LP: Bei mir ist die Gruppe häufig gemischt und besteht aus Teilnehmer:innen die Musiktherapie zum ersten Mal kennenlernen und daneben aus anderen, die viel Erfahrung mit Musiktherapie mitbringen. Ich erläutere kurz das Vorgehen dieser Therapieform und dann improvisieren wir, arbeiten mit dem Liedhefter oder hören Musik. Während einer Improvisation höre ich genau zu, was die einzelnen Teilnehmer:innen spielen und merke mir zu jedem Spielenden eine markante musikalische Aktion. Nach einer Improvisation frage ich die Teilnehmer:innen zunächst, wie sie das Musik-machen erlebt haben und sammle Rückmeldungen ein. Nachdem alle gesprochen haben, gebe ich im Anschluss allen ein SelF.

LP: Für welche Spielformen ist SelF im Anschluss sinnvoll oder nicht sinnvoll?

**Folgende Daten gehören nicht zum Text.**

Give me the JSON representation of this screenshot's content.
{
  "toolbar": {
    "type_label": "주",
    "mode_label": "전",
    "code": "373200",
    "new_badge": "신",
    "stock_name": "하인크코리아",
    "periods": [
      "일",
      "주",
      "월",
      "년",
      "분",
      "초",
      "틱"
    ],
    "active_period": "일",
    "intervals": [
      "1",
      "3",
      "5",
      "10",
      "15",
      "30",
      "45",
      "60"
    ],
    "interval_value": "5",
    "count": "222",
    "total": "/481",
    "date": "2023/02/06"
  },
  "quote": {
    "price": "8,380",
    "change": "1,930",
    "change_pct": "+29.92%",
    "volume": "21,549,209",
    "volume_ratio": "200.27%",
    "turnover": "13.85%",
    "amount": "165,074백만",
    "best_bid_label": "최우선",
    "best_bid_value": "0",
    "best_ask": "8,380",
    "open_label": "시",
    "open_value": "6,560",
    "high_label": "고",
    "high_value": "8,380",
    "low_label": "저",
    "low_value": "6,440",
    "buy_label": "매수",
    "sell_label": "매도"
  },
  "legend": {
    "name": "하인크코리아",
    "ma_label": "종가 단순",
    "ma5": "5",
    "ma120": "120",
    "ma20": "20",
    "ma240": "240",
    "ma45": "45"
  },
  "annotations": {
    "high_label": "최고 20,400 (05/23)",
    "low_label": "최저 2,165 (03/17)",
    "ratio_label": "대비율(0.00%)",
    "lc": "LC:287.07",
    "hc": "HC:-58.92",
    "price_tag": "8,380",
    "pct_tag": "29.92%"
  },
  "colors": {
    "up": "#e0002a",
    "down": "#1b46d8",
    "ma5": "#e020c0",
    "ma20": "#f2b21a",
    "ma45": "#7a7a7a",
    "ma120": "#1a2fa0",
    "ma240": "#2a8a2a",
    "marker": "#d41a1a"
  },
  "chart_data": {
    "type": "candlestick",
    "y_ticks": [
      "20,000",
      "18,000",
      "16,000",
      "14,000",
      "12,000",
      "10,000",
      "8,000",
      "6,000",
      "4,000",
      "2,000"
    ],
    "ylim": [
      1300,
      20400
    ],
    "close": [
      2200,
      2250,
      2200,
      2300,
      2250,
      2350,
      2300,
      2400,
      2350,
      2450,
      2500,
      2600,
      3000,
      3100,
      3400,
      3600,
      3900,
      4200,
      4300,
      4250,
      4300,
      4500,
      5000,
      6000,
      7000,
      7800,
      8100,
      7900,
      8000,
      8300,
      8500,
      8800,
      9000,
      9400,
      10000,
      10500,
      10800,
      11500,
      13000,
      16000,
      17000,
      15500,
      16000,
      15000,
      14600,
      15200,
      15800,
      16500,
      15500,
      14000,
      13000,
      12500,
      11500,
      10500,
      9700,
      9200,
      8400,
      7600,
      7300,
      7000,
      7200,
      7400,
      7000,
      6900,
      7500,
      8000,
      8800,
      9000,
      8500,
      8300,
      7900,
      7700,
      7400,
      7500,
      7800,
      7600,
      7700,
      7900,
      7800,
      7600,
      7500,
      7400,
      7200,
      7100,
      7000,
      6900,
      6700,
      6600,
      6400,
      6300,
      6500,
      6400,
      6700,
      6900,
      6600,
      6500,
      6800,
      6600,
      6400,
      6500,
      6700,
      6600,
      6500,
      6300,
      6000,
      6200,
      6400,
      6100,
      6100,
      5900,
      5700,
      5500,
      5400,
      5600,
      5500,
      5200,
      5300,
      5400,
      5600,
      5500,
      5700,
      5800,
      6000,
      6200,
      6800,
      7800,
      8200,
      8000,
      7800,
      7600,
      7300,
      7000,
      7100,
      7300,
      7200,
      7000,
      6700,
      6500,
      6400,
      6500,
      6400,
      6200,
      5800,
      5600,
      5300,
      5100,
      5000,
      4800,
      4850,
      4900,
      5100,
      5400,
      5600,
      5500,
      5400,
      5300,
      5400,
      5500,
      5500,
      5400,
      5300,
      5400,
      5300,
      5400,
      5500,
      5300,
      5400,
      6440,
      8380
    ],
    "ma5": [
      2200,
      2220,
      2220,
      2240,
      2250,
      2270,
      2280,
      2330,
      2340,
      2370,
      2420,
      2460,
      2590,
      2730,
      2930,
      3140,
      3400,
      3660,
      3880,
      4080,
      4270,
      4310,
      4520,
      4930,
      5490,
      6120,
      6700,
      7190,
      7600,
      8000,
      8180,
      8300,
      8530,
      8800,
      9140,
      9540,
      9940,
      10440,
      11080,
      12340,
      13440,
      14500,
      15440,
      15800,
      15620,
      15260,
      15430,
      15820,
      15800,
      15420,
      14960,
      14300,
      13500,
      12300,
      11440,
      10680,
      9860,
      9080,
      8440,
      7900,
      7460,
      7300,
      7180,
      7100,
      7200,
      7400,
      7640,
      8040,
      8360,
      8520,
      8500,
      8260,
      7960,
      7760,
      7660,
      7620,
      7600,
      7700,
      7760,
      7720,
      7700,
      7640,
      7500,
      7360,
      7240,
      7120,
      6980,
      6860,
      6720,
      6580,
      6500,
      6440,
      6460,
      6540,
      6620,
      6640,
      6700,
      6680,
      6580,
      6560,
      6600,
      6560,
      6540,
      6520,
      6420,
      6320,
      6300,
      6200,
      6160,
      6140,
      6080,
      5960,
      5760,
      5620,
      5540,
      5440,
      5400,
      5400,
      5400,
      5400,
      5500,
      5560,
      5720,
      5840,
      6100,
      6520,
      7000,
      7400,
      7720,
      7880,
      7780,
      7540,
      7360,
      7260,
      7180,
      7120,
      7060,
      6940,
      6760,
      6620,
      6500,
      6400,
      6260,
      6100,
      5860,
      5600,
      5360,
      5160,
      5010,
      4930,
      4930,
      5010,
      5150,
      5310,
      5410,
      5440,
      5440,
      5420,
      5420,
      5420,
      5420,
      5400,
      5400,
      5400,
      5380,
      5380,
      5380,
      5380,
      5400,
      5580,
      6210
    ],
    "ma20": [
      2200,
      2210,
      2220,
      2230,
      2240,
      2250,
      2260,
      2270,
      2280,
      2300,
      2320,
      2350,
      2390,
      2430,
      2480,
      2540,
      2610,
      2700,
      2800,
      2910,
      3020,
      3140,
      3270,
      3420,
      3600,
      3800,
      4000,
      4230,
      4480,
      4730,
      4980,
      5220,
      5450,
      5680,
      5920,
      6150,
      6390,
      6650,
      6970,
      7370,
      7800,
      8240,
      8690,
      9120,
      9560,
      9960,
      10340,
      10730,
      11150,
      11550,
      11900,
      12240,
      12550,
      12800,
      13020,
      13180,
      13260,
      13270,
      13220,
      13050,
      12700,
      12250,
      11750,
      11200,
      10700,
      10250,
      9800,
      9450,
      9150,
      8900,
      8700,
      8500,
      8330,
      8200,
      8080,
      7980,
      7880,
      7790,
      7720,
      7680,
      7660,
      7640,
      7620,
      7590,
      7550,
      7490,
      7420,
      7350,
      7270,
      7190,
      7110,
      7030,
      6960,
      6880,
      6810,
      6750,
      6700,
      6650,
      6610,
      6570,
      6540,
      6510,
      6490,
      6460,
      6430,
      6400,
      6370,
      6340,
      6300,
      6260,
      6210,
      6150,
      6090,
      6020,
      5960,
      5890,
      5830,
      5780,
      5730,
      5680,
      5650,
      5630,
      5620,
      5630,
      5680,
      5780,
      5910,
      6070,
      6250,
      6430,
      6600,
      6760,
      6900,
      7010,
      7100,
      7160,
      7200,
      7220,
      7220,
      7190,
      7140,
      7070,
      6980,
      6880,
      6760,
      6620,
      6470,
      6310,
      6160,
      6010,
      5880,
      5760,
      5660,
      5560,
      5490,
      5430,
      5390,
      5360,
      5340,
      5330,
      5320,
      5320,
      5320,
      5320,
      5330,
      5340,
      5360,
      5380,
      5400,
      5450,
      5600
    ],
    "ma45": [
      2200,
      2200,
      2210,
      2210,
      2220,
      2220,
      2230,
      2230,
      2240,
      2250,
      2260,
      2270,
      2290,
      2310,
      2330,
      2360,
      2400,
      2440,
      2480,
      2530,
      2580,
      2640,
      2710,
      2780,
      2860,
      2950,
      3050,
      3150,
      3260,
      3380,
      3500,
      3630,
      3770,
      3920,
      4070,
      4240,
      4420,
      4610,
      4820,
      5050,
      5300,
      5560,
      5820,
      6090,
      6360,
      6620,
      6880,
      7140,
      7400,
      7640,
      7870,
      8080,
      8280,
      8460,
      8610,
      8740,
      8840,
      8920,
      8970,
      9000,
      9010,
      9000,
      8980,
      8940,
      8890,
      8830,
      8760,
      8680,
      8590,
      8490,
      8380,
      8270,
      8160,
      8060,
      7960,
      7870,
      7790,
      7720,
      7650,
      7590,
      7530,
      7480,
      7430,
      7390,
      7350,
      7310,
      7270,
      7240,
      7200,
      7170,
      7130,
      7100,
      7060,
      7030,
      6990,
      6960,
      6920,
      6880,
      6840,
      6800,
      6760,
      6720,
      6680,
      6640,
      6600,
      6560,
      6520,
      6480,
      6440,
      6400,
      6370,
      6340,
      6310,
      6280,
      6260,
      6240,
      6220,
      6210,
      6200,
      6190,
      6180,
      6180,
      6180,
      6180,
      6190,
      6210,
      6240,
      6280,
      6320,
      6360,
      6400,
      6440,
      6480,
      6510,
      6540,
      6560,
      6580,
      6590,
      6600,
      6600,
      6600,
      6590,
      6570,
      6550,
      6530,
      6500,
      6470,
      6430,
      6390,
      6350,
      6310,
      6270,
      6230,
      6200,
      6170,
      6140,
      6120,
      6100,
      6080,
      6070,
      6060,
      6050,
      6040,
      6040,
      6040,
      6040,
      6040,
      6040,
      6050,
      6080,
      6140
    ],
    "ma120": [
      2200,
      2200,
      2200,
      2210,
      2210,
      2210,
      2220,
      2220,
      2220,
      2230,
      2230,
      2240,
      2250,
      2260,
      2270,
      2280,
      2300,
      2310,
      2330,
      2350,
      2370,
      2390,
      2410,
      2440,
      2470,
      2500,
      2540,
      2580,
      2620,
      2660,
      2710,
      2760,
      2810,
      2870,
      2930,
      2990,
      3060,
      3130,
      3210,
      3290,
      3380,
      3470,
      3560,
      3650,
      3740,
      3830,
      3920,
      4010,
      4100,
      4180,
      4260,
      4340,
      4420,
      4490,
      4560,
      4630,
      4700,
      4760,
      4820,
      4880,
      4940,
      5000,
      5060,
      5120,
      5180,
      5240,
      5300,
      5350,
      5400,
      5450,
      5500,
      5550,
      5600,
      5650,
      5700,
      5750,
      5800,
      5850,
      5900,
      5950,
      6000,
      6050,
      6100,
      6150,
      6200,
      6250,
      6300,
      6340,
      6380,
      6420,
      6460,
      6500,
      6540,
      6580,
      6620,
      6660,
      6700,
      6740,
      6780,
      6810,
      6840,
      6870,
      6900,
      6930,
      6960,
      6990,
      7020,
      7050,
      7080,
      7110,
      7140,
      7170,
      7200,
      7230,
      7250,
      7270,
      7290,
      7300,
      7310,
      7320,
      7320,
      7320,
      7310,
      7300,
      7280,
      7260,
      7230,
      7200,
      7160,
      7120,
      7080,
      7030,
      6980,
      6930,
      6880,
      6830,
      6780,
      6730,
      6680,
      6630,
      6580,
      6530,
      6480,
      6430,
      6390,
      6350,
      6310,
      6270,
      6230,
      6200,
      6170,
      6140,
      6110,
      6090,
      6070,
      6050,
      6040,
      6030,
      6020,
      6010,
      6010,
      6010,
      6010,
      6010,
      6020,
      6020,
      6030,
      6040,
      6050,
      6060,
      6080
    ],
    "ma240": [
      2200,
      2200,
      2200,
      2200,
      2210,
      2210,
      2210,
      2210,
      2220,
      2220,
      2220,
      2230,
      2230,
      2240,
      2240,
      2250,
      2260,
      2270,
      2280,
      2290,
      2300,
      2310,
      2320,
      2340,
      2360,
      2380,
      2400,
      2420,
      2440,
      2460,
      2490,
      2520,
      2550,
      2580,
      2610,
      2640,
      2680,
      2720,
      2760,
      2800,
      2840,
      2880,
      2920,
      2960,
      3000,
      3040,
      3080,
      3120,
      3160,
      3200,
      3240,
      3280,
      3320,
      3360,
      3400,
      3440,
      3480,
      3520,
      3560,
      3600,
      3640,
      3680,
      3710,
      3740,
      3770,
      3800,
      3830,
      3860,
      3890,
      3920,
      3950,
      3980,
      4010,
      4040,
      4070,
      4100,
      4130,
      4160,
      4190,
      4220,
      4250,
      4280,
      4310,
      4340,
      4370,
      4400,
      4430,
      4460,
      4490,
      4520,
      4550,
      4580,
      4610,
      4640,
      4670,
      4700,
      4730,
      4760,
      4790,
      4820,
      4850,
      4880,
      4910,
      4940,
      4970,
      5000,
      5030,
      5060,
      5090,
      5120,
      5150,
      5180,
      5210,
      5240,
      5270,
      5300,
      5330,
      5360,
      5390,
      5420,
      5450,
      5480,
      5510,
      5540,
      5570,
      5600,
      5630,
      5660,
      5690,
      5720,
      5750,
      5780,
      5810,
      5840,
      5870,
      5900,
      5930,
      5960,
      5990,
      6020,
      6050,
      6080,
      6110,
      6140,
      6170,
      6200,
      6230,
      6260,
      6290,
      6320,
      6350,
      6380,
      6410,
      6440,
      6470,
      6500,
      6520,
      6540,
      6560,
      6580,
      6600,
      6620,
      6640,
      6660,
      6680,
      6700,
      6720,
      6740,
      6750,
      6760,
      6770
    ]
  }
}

SH: Ich verwende das SelF gern nach einer freien Improvisation, also nach Musik, die den Klang der Gruppe verdeutlicht sowie nach Phantasiespielen, wie Klanglandschaften oder Wetterkarten.

Bei Spielformen, in denen es um den Ausdruck eines persönlichen Gefühls oder Themas geht, fand ich es bisher eher ungeeignet, da es um eine musikalische Offenbarung zu einem Thema geht, welche an sich wirkt und wertgeschätzt wird.

SH: Wie siehst du es?

LP: Wenn ich mit Spielideen arbeite, die einen bestimmten musikalischen Aspekt in den Fokus rücken, wende ich anschließend kein SelF an. Zum Beispiel bei einer Improvisation zu laut und leise. Dann beschränke ich mich nach der Improvisation im Austausch mit der Gruppe auf die Erlebnisse, welche die Lautstärke betreffen.

Arbeite ich ohne einen bestimmten musikalischen Fokus, wende ich in der Regel das SelF an, weil ich die Erfahrung gemacht habe, dass die meisten Menschen diese Form der Rückmeldung sehr gut annehmen können. Gibt es TN in Gruppen, die eine Improvisation im Nachhinein abwerten und das eigene musikalische Tun oder das Musizieren der anderen TN negativ bewerten, dann achte ich darauf, am Sitzungsende das SelF zu geben. So bleibt das Feedback am Ende stehen und kann ein Gegengewicht zu der negativen Bewertung darstellen.

SH: Wann ist direktes oder indirektes Feedback sinnvoll?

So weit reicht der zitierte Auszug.